See my post above - although some real data from higher resolution masters is used and stored behind the black bars, the unaltered original that is stored on the disc - which requires no processing - is still the same as the 1920x1080 letterboxed versions that we own today.

As I said before, I'm all for the idea of having data stored on the disc - and processing available - that allows for variable ARs without having to interpolate all the extra picture area, and I hope that this gains traction with studios. However it also has to work with existing BD players, which has pretty clear implications as to what is and isn't being stored on the disc in terms of "all original" data.
post #59 of 92
Also interested in alpha testing - I barely got to use my scope setup before I left, and after being away for 4 moths I'll be ready to do some fun trials with RS55 and Isco3 should the opportunity present itself!
post #60 of 92
Quote:
Originally Posted by HogPilot View Post

What the guys at FS have done is use additional algorithms in concert with the "unused" space in the black bars to store additional information that can later be extracted to create one of three processed images - 1920x1080 P&S, 1920x1080 Anamorphic, and 2560x1080. The way I understand it, none of those three formats have purely "original" information in the extra space outside of the original letterboxed version; however some original information is used in concert with FS's proprietary predictive algorithms to create the versions above that are truer to the original (and contain more picture information) than one would achieve via pure scaling.

I think there's a bit of confusion going on, as there are two different perspectives being given here and in each "base" has a different meaning.

What John is saying when he say "base" is that their "source" is a true, 2560x1080 (or better) source, and that they then feed that "base" 2560x1080 video into their system. So as far as their system goes, they are starting with a real 2560x1080 picture.

The confusion is from our end we're trying to figure out what's the "base" source that the player starts with. In this case, I believe HogPilot is right, to retain backward compatibility, the base video on the disc has to be letterboxed 1920x1080 (1920x810 active area).

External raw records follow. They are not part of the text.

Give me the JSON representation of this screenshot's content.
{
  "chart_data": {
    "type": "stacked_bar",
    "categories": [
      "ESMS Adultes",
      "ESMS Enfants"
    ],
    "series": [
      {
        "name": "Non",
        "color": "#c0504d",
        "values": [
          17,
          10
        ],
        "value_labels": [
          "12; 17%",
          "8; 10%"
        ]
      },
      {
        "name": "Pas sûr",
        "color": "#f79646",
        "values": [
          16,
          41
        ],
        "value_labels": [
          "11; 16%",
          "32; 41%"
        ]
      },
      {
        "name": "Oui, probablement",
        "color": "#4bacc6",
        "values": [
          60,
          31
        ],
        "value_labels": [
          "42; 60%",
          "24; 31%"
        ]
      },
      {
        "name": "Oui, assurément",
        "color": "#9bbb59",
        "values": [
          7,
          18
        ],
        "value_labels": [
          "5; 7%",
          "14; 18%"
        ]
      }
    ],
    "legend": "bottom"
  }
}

They then "hide" essentially the difference between the 1920x810, letterboxed "base" version, and the "full" 2560x1080 version via some clever encoding in the letterbox bars. In fact this is exactly what John/Folded Space say
Quote:
"Folded Space's software employs proprietary algorithms to generate and store additional resolution which is hidden within the black bars above and below the letterboxed image of the movie."

So my guess then is that what happens is there's the base 1920x810, backward compatible version, then in addition to that there's the "difference" information for the 2560x1080, and possibly some P&S mettadata stored in the black bars. So when you play an MFE disc on an MFE player, it decodes the base version, plus the difference information, to create a "real" 2560x1080 image, which is then either displayed as is, scaled to 1920x1080 anamorphic, or P&S'd, with the later two happening on the fly. It seems to me that it would be storage-prohibitive to try and store three different difference images in the black bars and would be much more efficient to just store the 2560x1080 difference in the bars and create the Anamorphic and P&S versions on the fly.